L'ADELIT a été créée, autour des années
1990, par des jeunes décidés, autour de Samafou Digoulou,
à travailler pour la diffusion de la
littérature. L'UJPT est dirigée par Pafing
Sobdibé Palou, et a pour devise « créer, promouvoir pour
illuminer» Pour cela, elle organise des activités
littéraires et des concours de poésie. Le Groupe SIL est
fondé en 1994 par Patrick Kodibaye. Son objectif est de créer un
cadre de production et de diffusion de littérature tchadienne.
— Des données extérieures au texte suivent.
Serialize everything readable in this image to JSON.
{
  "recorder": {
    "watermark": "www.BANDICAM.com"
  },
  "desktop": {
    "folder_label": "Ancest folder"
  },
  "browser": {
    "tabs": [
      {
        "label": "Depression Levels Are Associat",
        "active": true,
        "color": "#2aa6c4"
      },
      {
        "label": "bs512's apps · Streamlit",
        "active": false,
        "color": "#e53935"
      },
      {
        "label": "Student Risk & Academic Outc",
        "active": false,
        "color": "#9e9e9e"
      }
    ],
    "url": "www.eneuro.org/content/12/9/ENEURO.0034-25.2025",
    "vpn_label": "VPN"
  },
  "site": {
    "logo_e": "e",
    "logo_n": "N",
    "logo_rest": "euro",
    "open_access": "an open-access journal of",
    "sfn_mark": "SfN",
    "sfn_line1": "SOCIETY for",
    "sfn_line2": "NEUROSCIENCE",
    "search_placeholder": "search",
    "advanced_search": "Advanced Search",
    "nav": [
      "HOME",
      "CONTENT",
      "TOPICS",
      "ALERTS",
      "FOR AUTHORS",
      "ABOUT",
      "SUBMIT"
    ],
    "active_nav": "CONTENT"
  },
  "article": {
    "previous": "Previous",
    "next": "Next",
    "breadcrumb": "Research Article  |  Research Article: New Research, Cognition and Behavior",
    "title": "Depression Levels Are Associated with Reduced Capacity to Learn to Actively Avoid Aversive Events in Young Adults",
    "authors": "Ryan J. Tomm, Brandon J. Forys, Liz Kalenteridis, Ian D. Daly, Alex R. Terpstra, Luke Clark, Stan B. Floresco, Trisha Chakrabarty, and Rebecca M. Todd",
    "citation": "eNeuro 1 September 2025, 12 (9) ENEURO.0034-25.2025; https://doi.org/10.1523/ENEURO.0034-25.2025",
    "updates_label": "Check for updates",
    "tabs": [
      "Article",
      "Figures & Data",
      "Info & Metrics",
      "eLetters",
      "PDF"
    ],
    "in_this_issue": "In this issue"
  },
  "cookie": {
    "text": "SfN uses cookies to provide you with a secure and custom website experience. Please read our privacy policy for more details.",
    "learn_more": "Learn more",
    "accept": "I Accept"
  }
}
Le CEAC
est créé, en 1992 par Sanodji Abiathar, dans le but de promouvoir
la littérature d'inspiration biblique. Au début de tous ces
groupements qui souffrent aujourd'hui de visibilité étaient le
RLPT et le SBL. Nous avons sur les braises de la promotion littéraire la
Compagnie Artistique « le cercle des amis » et l'ASET qui ont
organisé en 2007 et 2009 deux colloques des écrivains tchadiens.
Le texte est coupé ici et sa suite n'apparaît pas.